The team was invited into the new league made up of German forces and its opposition on that fateful day was Flakelf, the German Luftwaffe team. An SS officer was the man in the middle and, afterwards, there were claims that he did not referee the game fairly.

Against the odds – and rumoured pre-match advice – the Ukranians beat the German team 5-3. Although they had won their previous six games, Flakelf were the strongest opposition the Germans had on offer.

There has been much written about what happened next and various details are contested. According to the court, the team allegedly suffered reprisals as a result of their victory. Some were sent to a local concentration camp, where four of them were executed.

The article

The match received widespread media coverage ahead of its 60th anniversary in the Ukraine. A year previously, on 3 April 2001, newspaper Komsomolska Pravda published an article entitled “The Truth aboutthe Death Match”.

It included an interview with a director and producer who discussed the possibility of making a film. The piece appeared beside a picture of the match poster from 1942 which contained the names of the players, including Mikhail Putistin. However, the names were not legible for readers.

During the interview, the producer said there were only four players who had worked for the bakery and they were the ones that were executed. Those names were listed in a separate part of the article. It did not include the name Mikhail Putistin.

Other players, he said, “worked in the police, collaborated with the Gestapo”.

Later that year, Vladlen Putistin sued the newspaper and the journalist, hoping for a retraction. He claimed that the article suggested that his father had collaborated with the occupying police and Gestapo.

During the initial hearing, he provided evidence that the archives held no information showing his father had worked for the Nazis. He also had papers to prove his father had been taken to a concentration camp.

Despite the evidence, the Ukranian court said in December 2001 that Putistin was not directly affected by the publication. It said that his father was not named in the text and it was not possible to read his name on the photograph of the match poster.
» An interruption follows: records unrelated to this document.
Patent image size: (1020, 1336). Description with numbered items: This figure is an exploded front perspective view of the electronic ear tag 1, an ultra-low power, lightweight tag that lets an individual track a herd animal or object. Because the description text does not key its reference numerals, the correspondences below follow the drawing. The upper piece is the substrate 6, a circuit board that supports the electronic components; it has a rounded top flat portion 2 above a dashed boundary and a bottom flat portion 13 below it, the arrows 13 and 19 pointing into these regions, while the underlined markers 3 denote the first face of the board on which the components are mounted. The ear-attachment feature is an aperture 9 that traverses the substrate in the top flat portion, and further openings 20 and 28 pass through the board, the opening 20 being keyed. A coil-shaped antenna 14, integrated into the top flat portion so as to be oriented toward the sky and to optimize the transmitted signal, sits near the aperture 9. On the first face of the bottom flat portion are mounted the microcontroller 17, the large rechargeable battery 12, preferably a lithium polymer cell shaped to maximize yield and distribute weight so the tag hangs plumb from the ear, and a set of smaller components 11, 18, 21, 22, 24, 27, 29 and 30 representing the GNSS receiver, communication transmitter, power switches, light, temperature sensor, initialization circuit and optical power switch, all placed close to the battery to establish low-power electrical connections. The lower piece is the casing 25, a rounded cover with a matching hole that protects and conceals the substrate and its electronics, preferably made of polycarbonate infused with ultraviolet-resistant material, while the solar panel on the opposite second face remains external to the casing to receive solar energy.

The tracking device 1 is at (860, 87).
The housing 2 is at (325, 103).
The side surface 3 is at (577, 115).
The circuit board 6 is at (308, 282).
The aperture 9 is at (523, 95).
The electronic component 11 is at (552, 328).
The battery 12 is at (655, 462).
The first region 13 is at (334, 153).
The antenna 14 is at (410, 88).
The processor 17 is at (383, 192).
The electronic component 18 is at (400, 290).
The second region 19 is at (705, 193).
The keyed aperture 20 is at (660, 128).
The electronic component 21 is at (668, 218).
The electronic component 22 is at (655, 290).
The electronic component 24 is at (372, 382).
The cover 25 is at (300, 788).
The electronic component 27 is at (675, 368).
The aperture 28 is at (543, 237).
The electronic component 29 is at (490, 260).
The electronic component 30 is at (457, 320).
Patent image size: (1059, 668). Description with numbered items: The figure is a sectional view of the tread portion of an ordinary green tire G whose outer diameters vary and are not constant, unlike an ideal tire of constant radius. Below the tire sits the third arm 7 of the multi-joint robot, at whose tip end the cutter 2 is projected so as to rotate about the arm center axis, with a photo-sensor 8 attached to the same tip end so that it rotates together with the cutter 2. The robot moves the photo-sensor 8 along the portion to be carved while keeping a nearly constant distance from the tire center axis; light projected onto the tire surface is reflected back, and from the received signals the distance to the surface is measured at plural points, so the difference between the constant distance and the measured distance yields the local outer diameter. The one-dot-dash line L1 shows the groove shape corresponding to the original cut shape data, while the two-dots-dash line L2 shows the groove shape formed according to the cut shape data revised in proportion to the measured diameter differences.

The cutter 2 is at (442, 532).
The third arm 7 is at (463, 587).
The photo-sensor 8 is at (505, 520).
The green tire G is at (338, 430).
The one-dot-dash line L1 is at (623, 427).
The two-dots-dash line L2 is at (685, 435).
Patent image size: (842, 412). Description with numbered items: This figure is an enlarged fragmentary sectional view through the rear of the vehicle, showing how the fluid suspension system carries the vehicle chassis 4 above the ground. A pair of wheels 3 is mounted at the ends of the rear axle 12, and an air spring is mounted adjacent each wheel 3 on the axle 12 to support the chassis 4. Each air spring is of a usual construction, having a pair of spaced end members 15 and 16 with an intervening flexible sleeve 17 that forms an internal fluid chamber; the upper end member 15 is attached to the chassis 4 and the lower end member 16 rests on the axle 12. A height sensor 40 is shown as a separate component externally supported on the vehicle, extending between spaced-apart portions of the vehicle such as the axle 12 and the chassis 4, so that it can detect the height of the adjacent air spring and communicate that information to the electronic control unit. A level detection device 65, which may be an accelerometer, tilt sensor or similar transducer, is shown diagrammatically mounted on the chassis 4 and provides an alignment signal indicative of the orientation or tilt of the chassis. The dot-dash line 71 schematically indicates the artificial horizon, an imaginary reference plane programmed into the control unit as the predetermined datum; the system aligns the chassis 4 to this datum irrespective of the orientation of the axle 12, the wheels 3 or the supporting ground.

The ruling was upheld on appeal in March and November 2002.

ECHR Ruling

In its ruling, which is not final (because it can still be referred to the Grand Chamber of the Court over the next three months), the ECHR said that courts might sometimes be required to protect the reputation of the deceased.

It also accepted that the reputation of a deceased member of a person’s family might affect that person’s private life and identity, if there was a sufficiently close link between the person affected and the general reputation of his or her family.

However, the court said that in this case, the applicant was only “remotely affected” by the publication because it did not mention his father’s name. Nor did it directly make the allegation that his father had been a collaborator.

“The Ukrainian courts had therefore struck a fair balance between the applicant’s right to respect for his private life, and the right of the newspaper and journalist to freedom of expression,” concluded the panel of seven judges.